BANGOR — The long-anticipated state report on a Bangor Hydro-Electric Co. rate hike request recommends that the company be allowed to raise prices by 10.63 percent.
The report released this week was completed by staff at the Public Utilities Commission and brings nearly to a close a rate case started last March with a request for a three-step rate increase. This summer, Bangor Hydro changed its proposal to a rate hike of 15.58 percent.
The staff’s recommendation does not take into account any of the costs that Bangor Hydro has incurred in the recent ice storm and the continuing cleanup effort. As of Tuesday, Bangor Hydro estimated it had spent more than $5 million on the storm and recovery.

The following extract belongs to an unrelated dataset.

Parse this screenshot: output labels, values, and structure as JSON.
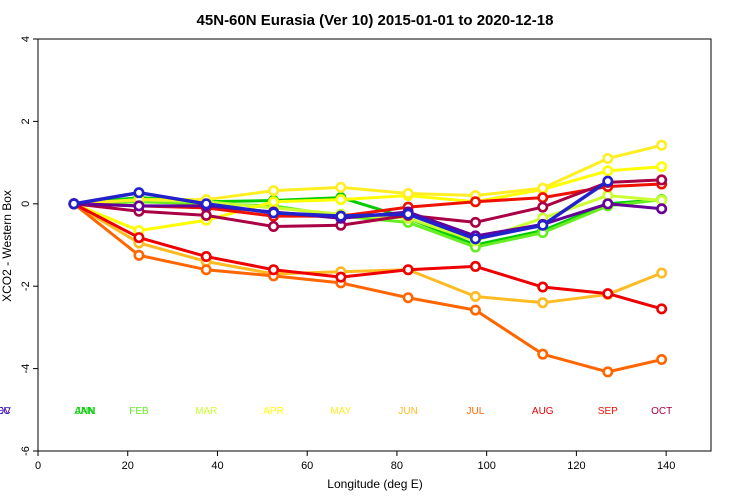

The three-member Public Utility Commission is expected to rule on the 10-month-old case before Feb. 2. If commissioners concur with their staff recommendation, the rate increase would raise an estimated $14 million in annual revenues for Bangor Hydro. That is nearly $10 million less than what the company originally requested.
While the recommendation is less than the Bangor Hydro proposal, it is still drawing criticism.
“They’re favoring the company and the shareholders,” said Stephen Ward, the director of the ratepayer-supported Office of the Public Advocate. “Bangor Hydro customers are going to be asked to dig pretty deep into their pockets.”
Ward said he does not support the staff recommendation and that he will be submitting his objections to it. Customers of Bangor Hydro have already voiced their condemnation of any rate increase at public hearings held this past summer in Bangor and Machias.
While not criticizing the staff recommendation, Bangor Hydro officials expressed disappointment on Tuesday after reviewing the report.
“It simply pushes the bills off to later,” said Robert Briggs, Bangor Hydro’s president and chief executive officer.
Briggs said that the company is still going to need to recover a number of costs associated with investments in the now-closed Maine Yankee nuclear power plant.
Because of the severe financial strain put on Hydro by the loss of power from Maine Yankee and the cost of replacing this power, Bangor Hydro has already received part of the rate hike request. In July, the company’s rates went up by 4 percent.
If the PUC staff recommendation is accepted, the balance of the 10 percent rate increase would likely be seen by customers on their bills in March.